Maxwell gave the classical theory of electromagnetic radiation, which unified electricity, magnetism, and light as manifestations of the same phenomenon. His equations for electromagnetism are considered the "second great unification in physics" after the first one realised by Isaac Newton. The unification of light and electrical phenomena led to the prediction of the existence of radio waves.
The development of the Maxwell–Boltzmann distribution is one of his biggest contributions to physics. This distribution described particle speeds in idealized gases where the particles move freely and have brief collisions with each other.
Awards & Achievements
In 1859, he was awarded Adams Prize of £130 for his essay ‘On the Stability of the motion of Saturn’s rings’.

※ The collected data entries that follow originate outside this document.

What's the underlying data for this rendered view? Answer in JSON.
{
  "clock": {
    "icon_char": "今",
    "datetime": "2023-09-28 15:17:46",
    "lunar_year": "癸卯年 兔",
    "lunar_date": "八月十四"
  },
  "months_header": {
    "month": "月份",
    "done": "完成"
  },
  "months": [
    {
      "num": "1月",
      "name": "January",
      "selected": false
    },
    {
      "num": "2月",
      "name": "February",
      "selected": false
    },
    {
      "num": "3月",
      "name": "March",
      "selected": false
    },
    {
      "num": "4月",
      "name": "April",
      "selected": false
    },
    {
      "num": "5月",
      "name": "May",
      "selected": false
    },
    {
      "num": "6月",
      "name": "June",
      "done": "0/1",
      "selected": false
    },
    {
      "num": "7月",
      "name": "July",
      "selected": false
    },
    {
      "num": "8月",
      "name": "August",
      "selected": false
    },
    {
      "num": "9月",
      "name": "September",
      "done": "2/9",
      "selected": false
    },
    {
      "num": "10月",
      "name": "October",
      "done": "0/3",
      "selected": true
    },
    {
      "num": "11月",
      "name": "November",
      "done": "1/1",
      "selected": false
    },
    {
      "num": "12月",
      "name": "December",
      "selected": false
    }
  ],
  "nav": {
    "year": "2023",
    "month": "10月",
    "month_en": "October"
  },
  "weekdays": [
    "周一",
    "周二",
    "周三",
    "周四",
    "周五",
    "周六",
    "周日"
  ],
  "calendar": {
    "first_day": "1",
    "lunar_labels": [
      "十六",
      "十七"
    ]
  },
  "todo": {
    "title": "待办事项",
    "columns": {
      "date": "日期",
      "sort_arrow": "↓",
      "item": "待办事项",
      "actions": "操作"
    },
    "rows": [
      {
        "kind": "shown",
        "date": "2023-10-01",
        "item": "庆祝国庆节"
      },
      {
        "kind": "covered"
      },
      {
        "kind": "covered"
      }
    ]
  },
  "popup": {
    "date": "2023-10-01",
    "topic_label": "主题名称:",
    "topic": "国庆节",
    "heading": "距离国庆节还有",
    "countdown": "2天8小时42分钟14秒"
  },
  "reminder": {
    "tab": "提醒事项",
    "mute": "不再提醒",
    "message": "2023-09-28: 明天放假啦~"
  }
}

He was bestowed with the Royal Society’s Rumford Medal in 1860 for his work of color.
Personal Life & Legacy
He married Katherine Mary Dewar in 1858. His wife, the daughter of a college principal, helped him in his experiments. The couple had no children, and was very devoted towards each other.
He became ill with abdominal cancer and died on 5 November 1879 at the age of 48. Years ago, his mother had died of the same disease at the same age.
A mountain range on Venus, Maxwell Montes, is named in his honor as is the Maxwell Gap in the Rings of Saturn.